Saturday, September 23, 2006

Many folk asked us for Bamboo Trailer plans for this years Burning Man. This is a photo of one Bamboo Bicycle Trailer that ended up as a camp bed.

Its basically a bamboo trailer that has been stretched longer, and then an A frame has been built over the load bed to create a tent with funky fabric.

This is Greg, the guy who built it.

Burning man
is an annual art festival and temporary community based on radical self expression and self-reliance in the Black Rock Desert of Nevada.

You can see more photos of the trailer at the burning man here:

Thursday, September 21, 2006

Is it possible to use the 18" Birdy wheels on a Y-Frame bicycle trailer?

This is trickier than it sounds, but it is possible.
The Birdy rim is 24 hole, while the Y-Frame rim is 20 hole, so it is not possible to simply lace a birdy rim to a Carry Freedom hub. The Birdy front axle is 10mm, while the Y-Frame is 12mm, so it is not possible to use a complete Birdy wheel on a Y-Frame axle. Getting hold of undrilled 18"rims is tricky and I haven't come across 20 hole drillings on the 18" rims. I also suspect it is a fiddle to get 20 hole hubs with bearings with a 12mm center hole.

Therefore the most practical way to do this is to buy complete Birdy front wheels, and then fit these with bearings with an inside diameter of 12mm. You would need to check with R&M about buying two complete front wheels, and we can source suitable bearings. At a guess the bearings would cost between 5-10GBP/unit, so a total of 20-40GBP.

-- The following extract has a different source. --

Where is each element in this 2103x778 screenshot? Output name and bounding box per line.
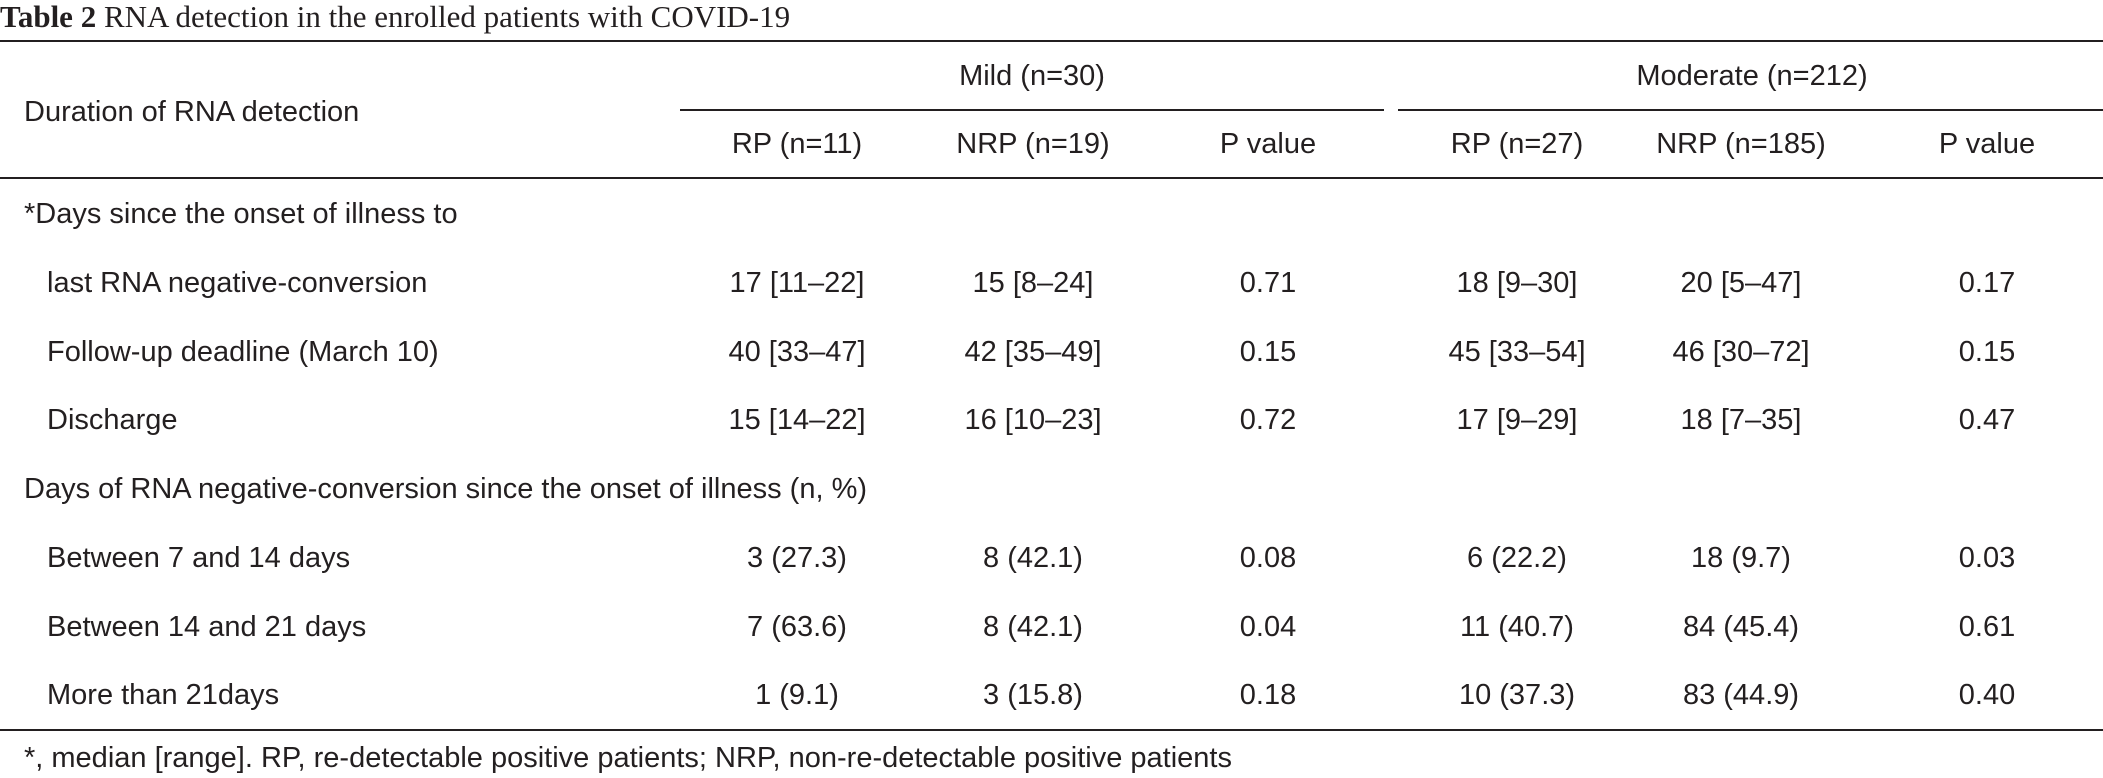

I own a Birdy and use my Y-Frame with it. I do not find the differing rim sizes too much of an issue with my Birdy/Y-Frame. The tyres I use on my trailer is Schwalbe big apples, whereas I use Schwalbe Stelvios on my Birdy. The big apples are good for load bearing unsuspended vehicles like my trailer, while the stelvios are ideal for suspended fast bikes, like my Birdy. The trailer would bounce all over the place with stelvios, and big apples are heavy for a suspended Birdy, and their max pressure is too low for me. So even if the rim sizes were the same, I would not run the same tyre on bike and trailer unless really really desperate.
Does Carry Freedom make any bicycle trailers that can fold out to become a sleeping area with a mini-tent attached that could sleep one person?

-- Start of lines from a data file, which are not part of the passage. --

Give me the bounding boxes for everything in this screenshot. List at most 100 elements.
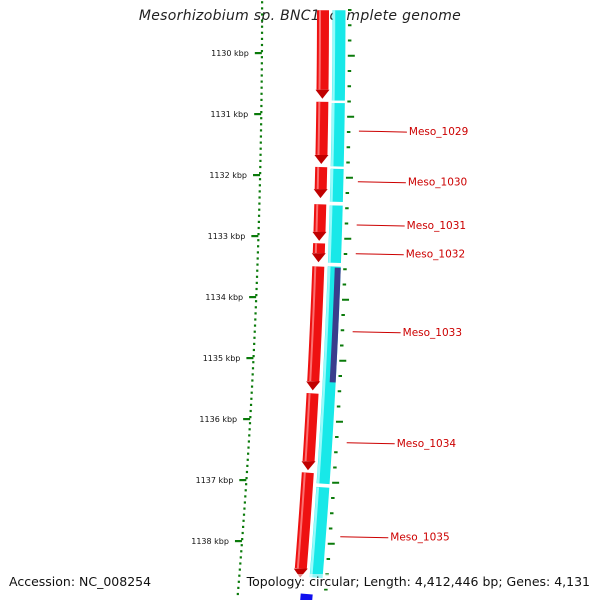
ruler-dot bbox=[248, 422, 252, 425]
ruler-dot bbox=[252, 355, 255, 358]
ruler-dot bbox=[248, 428, 251, 431]
ruler-dot bbox=[245, 470, 249, 474]
tick-mark bbox=[253, 174, 261, 177]
forward-gene-arrowhead bbox=[313, 189, 328, 199]
forward-gene-arrowhead bbox=[306, 381, 321, 391]
gene-leader-line bbox=[356, 224, 405, 227]
minor-tick bbox=[344, 237, 352, 240]
ruler-dot bbox=[259, 147, 262, 150]
ruler-dot bbox=[251, 367, 255, 370]
minor-tick bbox=[341, 314, 345, 316]
ruler-dot bbox=[260, 1, 264, 4]
ruler-dot bbox=[247, 446, 250, 449]
ruler-dot bbox=[247, 452, 250, 455]
minor-tick bbox=[337, 390, 342, 393]
forward-gene-arrowhead bbox=[315, 89, 330, 99]
ruler-dot bbox=[244, 495, 247, 498]
gene-label: Meso_1032 bbox=[406, 249, 465, 261]
ruler-dot bbox=[250, 391, 253, 394]
tick-mark bbox=[251, 235, 259, 238]
ruler-dot bbox=[260, 86, 263, 89]
ruler-dot bbox=[260, 37, 264, 40]
reverse-gene bbox=[329, 168, 344, 203]
genome-summary-text: Topology: circular; Length: 4,412,446 bp… bbox=[244, 574, 592, 589]
minor-tick bbox=[347, 115, 355, 118]
ruler-dot bbox=[256, 257, 259, 260]
blue-feature bbox=[300, 593, 313, 600]
ruler-dot bbox=[259, 159, 262, 162]
ruler-dot bbox=[253, 324, 257, 327]
minor-tick bbox=[331, 497, 335, 499]
minor-tick bbox=[336, 405, 341, 408]
ruler-dot bbox=[251, 373, 254, 376]
ruler-dot bbox=[260, 25, 264, 28]
ruler-dot bbox=[255, 294, 258, 297]
ruler-dot bbox=[256, 269, 259, 272]
ruler-dot bbox=[252, 348, 255, 352]
minor-tick bbox=[347, 100, 351, 103]
ruler-dot bbox=[241, 531, 244, 535]
ruler-dot bbox=[256, 251, 260, 254]
ruler-dot bbox=[259, 135, 263, 138]
ruler-dot bbox=[255, 275, 259, 278]
ruler-dot bbox=[260, 80, 263, 83]
gene-leader-line bbox=[346, 442, 395, 445]
ruler-dot bbox=[260, 7, 264, 10]
ruler-dot bbox=[258, 208, 261, 211]
reverse-gene bbox=[330, 102, 345, 167]
tick-label: 1138 kbp bbox=[191, 537, 229, 546]
tick-mark bbox=[246, 357, 254, 360]
minor-tick bbox=[338, 375, 342, 377]
ruler-dot bbox=[256, 263, 259, 266]
ruler-dot bbox=[259, 172, 262, 175]
tick-label: 1137 kbp bbox=[196, 476, 234, 485]
forward-gene-shine bbox=[317, 101, 321, 156]
minor-tick bbox=[346, 146, 351, 149]
ruler-dot bbox=[260, 13, 264, 16]
ruler-dot bbox=[249, 409, 252, 413]
ruler-dot bbox=[245, 477, 248, 480]
reverse-gene-shine bbox=[316, 266, 331, 484]
minor-tick bbox=[345, 207, 349, 210]
gene-label: Meso_1034 bbox=[397, 438, 457, 450]
ruler-dot bbox=[260, 19, 264, 22]
tick-mark bbox=[234, 540, 242, 543]
ruler-dot bbox=[254, 312, 257, 315]
reverse-gene bbox=[316, 266, 341, 485]
minor-tick bbox=[340, 344, 344, 347]
minor-tick bbox=[343, 253, 348, 255]
tick-mark bbox=[243, 418, 251, 421]
reverse-gene-shine bbox=[330, 168, 334, 202]
ruler-dot bbox=[258, 190, 261, 193]
reverse-gene-shine bbox=[330, 103, 335, 167]
ruler-dot bbox=[243, 507, 246, 510]
forward-gene bbox=[313, 204, 327, 233]
ruler-dot bbox=[240, 550, 243, 553]
ruler-dot bbox=[257, 214, 261, 217]
ruler-dot bbox=[258, 184, 261, 187]
gene-leader-line bbox=[352, 331, 401, 334]
gene-leader-line bbox=[355, 253, 404, 256]
gene-label: Meso_1030 bbox=[408, 177, 467, 189]
forward-gene-arrowhead bbox=[311, 253, 326, 263]
ruler-dot bbox=[252, 361, 255, 364]
tick-mark bbox=[239, 479, 247, 482]
gene-label: Meso_1033 bbox=[403, 327, 462, 339]
minor-tick bbox=[335, 436, 339, 438]
forward-gene-shine bbox=[296, 472, 306, 569]
minor-tick bbox=[340, 329, 345, 332]
minor-tick bbox=[347, 70, 352, 72]
track-layer bbox=[294, 10, 346, 600]
reverse-gene bbox=[309, 486, 330, 579]
ruler-dot bbox=[248, 434, 251, 437]
minor-tick bbox=[344, 222, 349, 225]
ruler-dot bbox=[236, 592, 239, 596]
minor-tick bbox=[347, 9, 352, 11]
tick-label: 1130 kbp bbox=[211, 49, 249, 58]
ruler-dot bbox=[237, 580, 240, 583]
minor-tick bbox=[345, 176, 353, 179]
ruler-dot bbox=[260, 104, 263, 108]
ruler-dot bbox=[244, 489, 247, 492]
minor-tick bbox=[343, 268, 347, 271]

Its a common idea to make a trailer that can convert to being a tent, but to my knowledge none of these get beyond prototype stage. Carry Freedom has concepted out a few of these, but with no great enthusiasm.

There are a couple of reasons that a product such as this has never realy taken hold

1) Its expencive to build, and therefore expencive to buy.

2) The market for people who only use thier tent only when cycling alone is small.

3) There is no great advantage of using this type of product over a seperate tent and trailer.

The closest I can think of is the tent made by topeak which uses the bike to support it. This is a nicely engineered one person tent, but it is not very wind/waterproof and is heavier, slower to put up, and more expencive than good one person tents.

For example the two person Terra Nova tent I use is 2.2kg, and is suitable for use in wind speeds up to about 120mph, and it will keep all rain out no matter what. That and I can have it up(single handedly) in under a minuite. Also this tent comes with a full lifetime guarantee, and is rather nice to live in. By our estimate a single person trailer tent would weigh about 4kg more than this tent combined with our normal trailer, and it would cost about 200GBP more than a trailer/good tent combination.

When touring solo I tend to take a homemade Gortex bivibag (900grams)/sleeping bag combo, as this is reasonably hassle free. My main complaint of tents when touring are they are a sod to get dry the next day after condensation/rain, wheras a bivi bag tends to be less hassle.

I only really use my tent now for extended stays in the same place, ie for more than an overnight stop. All this said a Y-Large can make a good sleeping platform you make two plywood bases 60cm wide by 90cm long. These are hinged so they would create a 180cm by 60cm sleeping base. This hing point would also be where a number of support poles hinge about to create the structure to support the roof. The plywood would need to be drilled for lightness and ventilation, and you'd need some form of foam mat glued onto them for comfort.

This type of trailer pops up every now and again in Velovision they should be able to tell you whether there are any trailers of this type in existence just now.